Le problème de la création du drapeau et les types d’indépendance possibles

Venant maintenant au problème de la création du drapeau haitien lui-même tel que posé en alternatives de formules de pouvoir On va dramatiser le fait de la création du drapeau à partir d’un petit épisode de renforcement local, je ne dis pas insignifiant mais mineur. Mais, étant donné que la grande figure de Dessalines a pu devenir « compatible » enfin avec la grande figure de Pétion, on va dramatiser l’union conjoncturelle de Dessalines et de Pétion qui se sont trouvés être l’un, noir et le plus important politiquement alors des noirs du fait de l’élimination de Toussaint, et l’autre mulâtre, et le plus important politiquement alors des mulâtres du fait de l’ostracisme de Rigaud, pour donner au Congrès de l’Arcahaie un contenu symbolique. Cette percée symbolique donne au drapeau une nouvelle signification d’incarnation de la solidarité nationale entre noirs et mulâtres finalement unis, fondatrice de la nation haitienne après avoir rendu possible et victorieuse l’indépendance nationale. C’est important car d’autres formules d’indépendances avaient été possibles ou même tentées. On aurait pu avoir l’indépendance promue par les colons blancs autonomistes pour conserver la structure économique et sociale de la colonie en maintenant l’esclavage : c’est le type d’indépendance réalisé aux Etats-Unis d’Amérique et que voulait réaliser à Saint Domingue l’Assemblée de Saint Marc en 1790. Cette cause était symbolisée par les pompons « rouges ».

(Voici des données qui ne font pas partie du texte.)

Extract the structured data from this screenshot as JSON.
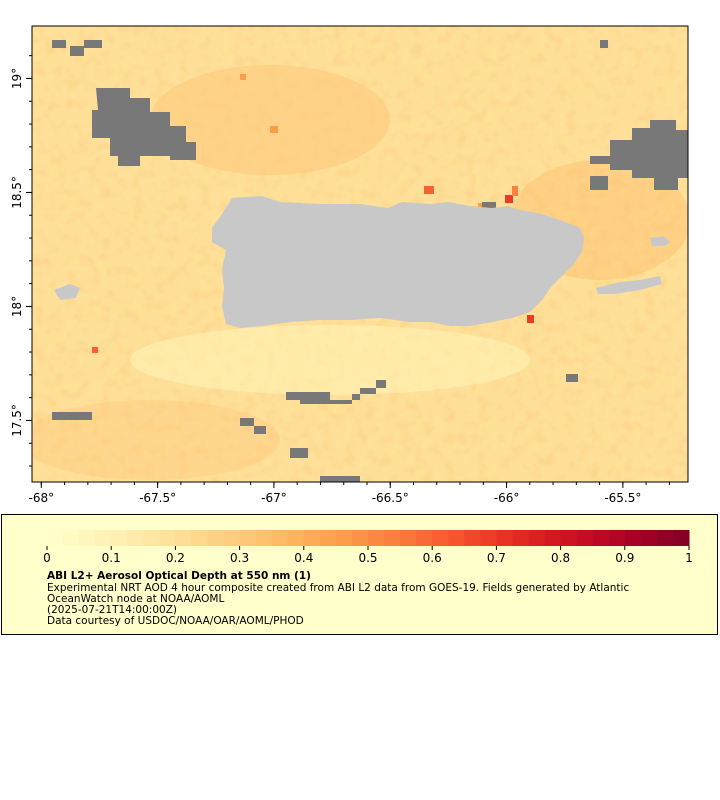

On aurait pu avoir la formule de coexistence harmonieuse entre blancs et mulâtres pour maintenir le capitalisme et même l’esclavage dans certains cas et pour quelque temps au moins : c’est le type d’indépendance réalisé en Amérique du Sud et que André Rigaud aurait promue s’il n’était pas partisan de rester dans le giron de la métropole contre Toussaint et donc dans le loyalisme de l’appartenance à la souveraineté française. Rigaud représentait la cause du maintien du tricolore.

Le « miracle » haïtien

Ce qui s’est passé, c’est ce que j’appelle « le miracle haitien ». Le miracle haitien, c’est que deux forces restées longtemps antagoniques à l’intérieur de la société dominguoise, les anciens affranchis et les anciens esclaves, confrontées hier encore en 1800 au cours de la « guerre du Sud », sanglante et acharnée, ont pu moins de trois ans après, en 1803, se coaguler en une force homogène, unique et nationale. Si jamais le mot de changement a un sens, c’est ici. C’est le miracle haitien, qui a peu duré comme miracle ponctuel, juste pour réaliser l’indépendance. Certes, l’indépendance va être maintenue, mais ce fameux miracle n’a pas survécu à l’assassinat de Dessalines, c’est à dire au premier coup d’Etat sanglant de l’histoire haitienne fait par Pétion contre Dessalines. Il faut comprendre qu’à partir d’un fait local, presque mineur, en tout cas épisodique, à l’Arcahaie, on va élargir le congrès aux dimensions d’une grosse affaire : le miracle sacramentel consommé à l’Arcahaie de l’union du noir et du mulâtre comme le signe de la victoire finale prochaine. Cette union est restée indissoluble : c’est la base même de la nationalité haitienne, le fondement solidaire et solide du fait national haitien jusqu’à nos jours. C’est cette réalité là que nous magnifions avec le drapeau, car pour nous désormais, le drapeau bicolore est le symbole de l’unité nationale, c’est le symbole de l’incarnation de la patrie dans ces deux segments en fusion, fondamentaux et essentiels, à savoir les anciens esclaves et les anciens affranchis. L’histoire sainte, dans sa piété, écrit que l’empereur Constantin, en grand politique qui voyait triompher le christianisme déjà effectivement en grand progrès dans l’empire romain, a vu écrit dans le ciel : In hoc signo vinces (à ce signe, tu vaincras) et avec l’adoption de la croix, qui était le signe de la christianisation de son royaume, il vainquit, mais c’est l’empire désormais officiellement chrétien qui en sortit. La création du bicolore haitien a été le signe des progrès décisifs de la « nationalisation » de la révolution haitienne en 1803. Adopté, il accompagna les victoires de la deuxième phase des guerres de l’indépendance, et finalement vainqueur à Vertières, c’est une entité désormais officiellement nouvelle, la nation haitienne, qui en sortit.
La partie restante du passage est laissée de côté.